Up to 85.7% of community-onset candidemias are health care-associated. There is a conceptual and practical need for a new classification for the spectrum of acquisition of infection, wherein the new category of health care-associated infection will have implications for the selection of empirical therapy.

摘要

背景与目的

尽管并非所有念珠菌血症都是医院获得性的,但关于社区获得性念珠菌血症的临床流行病学数据有限。

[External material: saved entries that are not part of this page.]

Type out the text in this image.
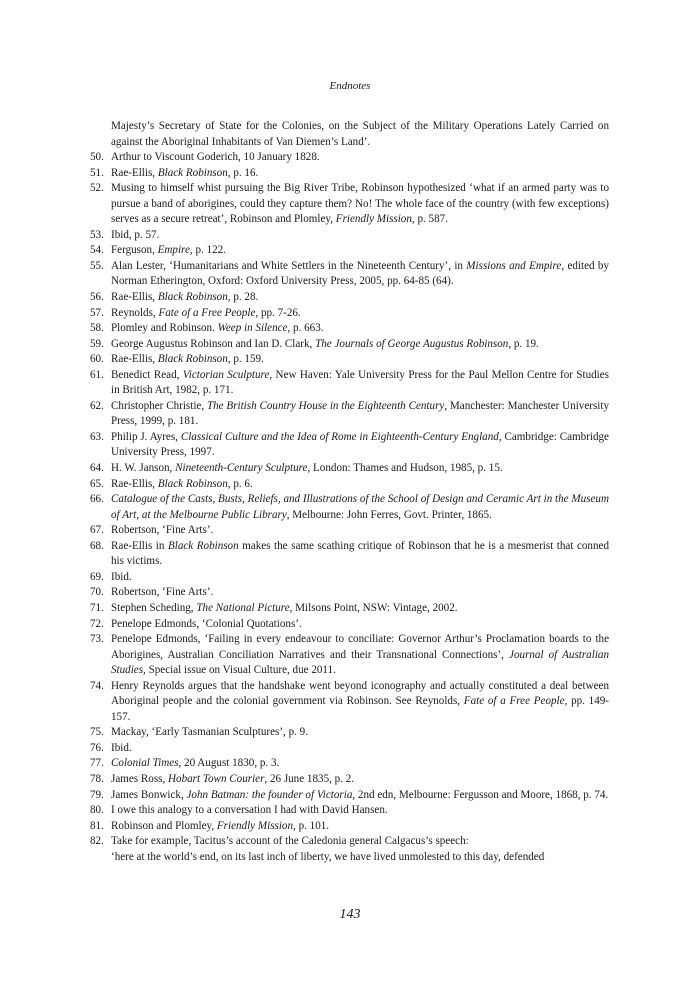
Endnotes
Majesty’s Secretary of State for the Colonies, on the Subject of the Military Operations Lately Carried on against the Aboriginal Inhabitants of Van Diemen’s Land’.
50. Arthur to Viscount Goderich, 10 January 1828.
51. Rae-Ellis, Black Robinson, p. 16.
52. Musing to himself whist pursuing the Big River Tribe, Robinson hypothesized ‘what if an armed party was to pursue a band of aborigines, could they capture them? No! The whole face of the country (with few exceptions) serves as a secure retreat’, Robinson and Plomley, Friendly Mission, p. 587.
53. Ibid, p. 57.
54. Ferguson, Empire, p. 122.
55. Alan Lester, ‘Humanitarians and White Settlers in the Nineteenth Century’, in Missions and Empire, edited by Norman Etherington, Oxford: Oxford University Press, 2005, pp. 64-85 (64).
56. Rae-Ellis, Black Robinson, p. 28.
57. Reynolds, Fate of a Free People, pp. 7-26.
58. Plomley and Robinson. Weep in Silence, p. 663.
59. George Augustus Robinson and Ian D. Clark, The Journals of George Augustus Robinson, p. 19.
60. Rae-Ellis, Black Robinson, p. 159.
61. Benedict Read, Victorian Sculpture, New Haven: Yale University Press for the Paul Mellon Centre for Studies in British Art, 1982, p. 171.
62. Christopher Christie, The British Country House in the Eighteenth Century, Manchester: Manchester University Press, 1999, p. 181.
63. Philip J. Ayres, Classical Culture and the Idea of Rome in Eighteenth-Century England, Cambridge: Cambridge University Press, 1997.
64. H. W. Janson, Nineteenth-Century Sculpture, London: Thames and Hudson, 1985, p. 15.
65. Rae-Ellis, Black Robinson, p. 6.
66. Catalogue of the Casts, Busts, Reliefs, and Illustrations of the School of Design and Ceramic Art in the Museum of Art, at the Melbourne Public Library, Melbourne: John Ferres, Govt. Printer, 1865.
67. Robertson, ‘Fine Arts’.
68. Rae-Ellis in Black Robinson makes the same scathing critique of Robinson that he is a mesmerist that conned his victims.
69. Ibid.
70. Robertson, ‘Fine Arts’.
71. Stephen Scheding, The National Picture, Milsons Point, NSW: Vintage, 2002.
72. Penelope Edmonds, ‘Colonial Quotations’.
73. Penelope Edmonds, ‘Failing in every endeavour to conciliate: Governor Arthur’s Proclamation boards to the Aborigines, Australian Conciliation Narratives and their Transnational Connections’, Journal of Australian Studies, Special issue on Visual Culture, due 2011.
74. Henry Reynolds argues that the handshake went beyond iconography and actually constituted a deal between Aboriginal people and the colonial government via Robinson. See Reynolds, Fate of a Free People, pp. 149-157.
75. Mackay, ‘Early Tasmanian Sculptures’, p. 9.
76. Ibid.
77. Colonial Times, 20 August 1830, p. 3.
78. James Ross, Hobart Town Courier, 26 June 1835, p. 2.
79. James Bonwick, John Batman: the founder of Victoria, 2nd edn, Melbourne: Fergusson and Moore, 1868, p. 74.
80. I owe this analogy to a conversation I had with David Hansen.
81. Robinson and Plomley, Friendly Mission, p. 101.
82. Take for example, Tacitus’s account of the Caledonia general Calgacus’s speech:
‘here at the world’s end, on its last inch of liberty, we have lived unmolested to this day, defended
143
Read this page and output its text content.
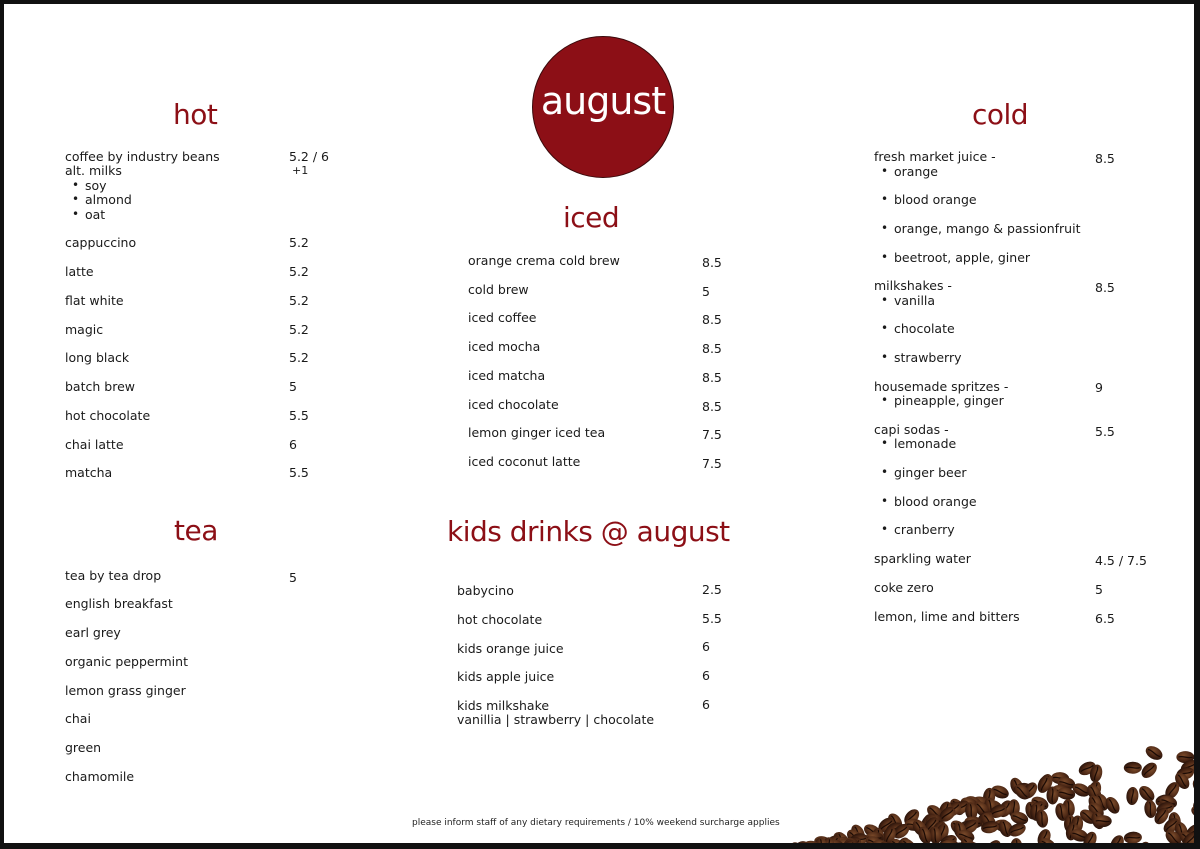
august
hot
coffee by industry beans	5.2 / 6
alt. milks	+1
• soy
• almond
• oat
cappuccino	5.2
latte	5.2
flat white	5.2
magic	5.2
long black	5.2
batch brew	5
hot chocolate	5.5
chai latte	6
matcha	5.5
tea
tea by tea drop	5
english breakfast
earl grey
organic peppermint
lemon grass ginger
chai
green
chamomile
iced
orange crema cold brew	8.5
cold brew	5
iced coffee	8.5
iced mocha	8.5
iced matcha	8.5
iced chocolate	8.5
lemon ginger iced tea	7.5
iced coconut latte	7.5
kids drinks @ august
babycino	2.5
hot chocolate	5.5
kids orange juice	6
kids apple juice	6
kids milkshake	6
vanillia | strawberry | chocolate
cold
fresh market juice -	8.5
• orange
• blood orange
• orange, mango & passionfruit
• beetroot, apple, giner
milkshakes -	8.5
• vanilla
• chocolate
• strawberry
housemade spritzes -	9
• pineapple, ginger
capi sodas -	5.5
• lemonade
• ginger beer
• blood orange
• cranberry
sparkling water	4.5 / 7.5
coke zero	5
lemon, lime and bitters	6.5
please inform staff of any dietary requirements / 10% weekend surcharge applies
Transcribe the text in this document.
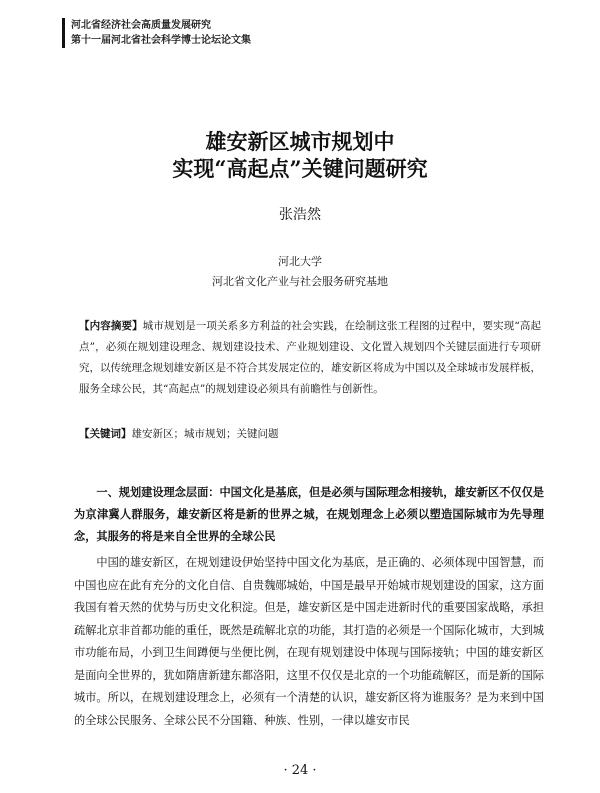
河北省经济社会高质量发展研究
第十一届河北省社会科学博士论坛论文集
雄安新区城市规划中
实现“高起点”关键问题研究
张浩然
河北大学
河北省文化产业与社会服务研究基地
【内容摘要】城市规划是一项关系多方利益的社会实践，在绘制这张工程图的过程中，要实现“高起点”，必须在规划建设理念、规划建设技术、产业规划建设、文化置入规划四个关键层面进行专项研究，以传统理念规划雄安新区是不符合其发展定位的，雄安新区将成为中国以及全球城市发展样板，服务全球公民，其“高起点”的规划建设必须具有前瞻性与创新性。
【关键词】雄安新区；城市规划；关键问题
一、规划建设理念层面：中国文化是基底，但是必须与国际理念相接轨，雄安新区不仅仅是为京津冀人群服务，雄安新区将是新的世界之城，在规划理念上必须以塑造国际城市为先导理念，其服务的将是来自全世界的全球公民
中国的雄安新区，在规划建设伊始坚持中国文化为基底，是正确的、必须体现中国智慧，而中国也应在此有充分的文化自信、自贵魏郧城始，中国是最早开始城市规划建设的国家，这方面我国有着天然的优势与历史文化积淀。但是，雄安新区是中国走进新时代的重要国家战略，承担疏解北京非首都功能的重任，既然是疏解北京的功能，其打造的必须是一个国际化城市，大到城市功能布局，小到卫生间蹲便与坐便比例，在现有规划建设中体现与国际接轨；中国的雄安新区是面向全世界的，犹如隋唐新建东都洛阳，这里不仅仅是北京的一个功能疏解区，而是新的国际城市。所以，在规划建设理念上，必须有一个清楚的认识，雄安新区将为谁服务？是为来到中国的全球公民服务、全球公民不分国籍、种族、性别，一律以雄安市民
· 24 ·
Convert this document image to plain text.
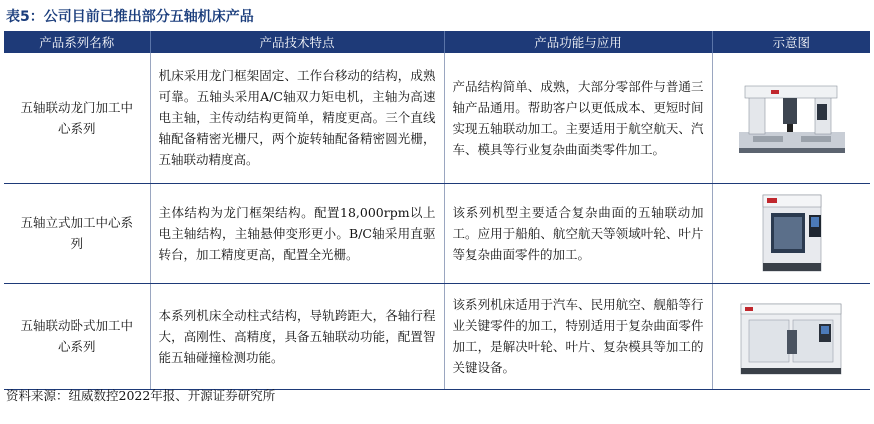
表5：公司目前已推出部分五轴机床产品
产品系列名称	产品技术特点	产品功能与应用	示意图
五轴联动龙门加工中心系列	机床采用龙门框架固定、工作台移动的结构，成熟可靠。五轴头采用A/C轴双力矩电机，主轴为高速电主轴，主传动结构更简单，精度更高。三个直线轴配备精密光栅尺，两个旋转轴配备精密圆光栅，五轴联动精度高。	产品结构简单、成熟，大部分零部件与普通三轴产品通用。帮助客户以更低成本、更短时间实现五轴联动加工。主要适用于航空航天、汽车、模具等行业复杂曲面类零件加工。	

五轴立式加工中心系列	主体结构为龙门框架结构。配置18,000rpm以上电主轴结构，主轴悬伸变形更小。B/C轴采用直驱转台，加工精度更高，配置全光栅。	该系列机型主要适合复杂曲面的五轴联动加工。应用于船舶、航空航天等领域叶轮、叶片等复杂曲面零件的加工。	

五轴联动卧式加工中心系列	本系列机床全动柱式结构，导轨跨距大，各轴行程大，高刚性、高精度，具备五轴联动功能，配置智能五轴碰撞检测功能。	该系列机床适用于汽车、民用航空、舰船等行业关键零件的加工，特别适用于复杂曲面零件加工，是解决叶轮、叶片、复杂模具等加工的关键设备。	
资料来源：纽威数控2022年报、开源证券研究所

本回顾性研究旨在描述社区获得性念珠菌血症的易感因素及结局。

方法

回顾国立台湾大学医院1995年1月1日至2005年5月31日期间收治的患者病历,这些患者在门诊环境和/或住院48小时内(社区获得性)血培养分离出念珠菌。

结果

共回顾了56例念珠菌血症病例,其中包括8例(14.3%)真正社区获得性念珠菌血症,这些患者在过去30天内无住院记录,入院前或入院时也无侵入性操作史;48例(85.7%)与医疗保健相关。后者包括24例(42.9%)近期出院患者(本次入院前2 - 30天),23例(41.1%)与侵入性操作和/或为门诊治疗置入的中心血管内导管相关,1例(1.8%)来自养老院的患者。胃肠道出血(46.4%)、免疫抑制治疗(42.9%)和既往使用抗生素(37.5%)是最常见的易感因素。糖尿病是真正社区获得性念珠菌血症中最重要的单一易感因素(62.5%),且在这些患者中的患病率显著高于医疗保健相关念珠菌血症患者(p = 0.035)。白色念珠菌是最常见的分离株(39.7%),其次是热带念珠菌(22.4%)和光滑念珠菌(17.2%)。总体病死率为55.4%(31/56),其中58.1%(18/31)归因于念珠菌血症。多因素分析显示,较高的病情严重程度评分和未接受抗真菌治疗对结局有独立且不利的影响。

结论

高达85.7%的社区获得性念珠菌血症与医疗保健相关。在感染获得谱方面,概念上和实际应用中都需要一种新的分类方法,其中医疗保健相关感染这一新类别将对经验性治疗的选择产生影响。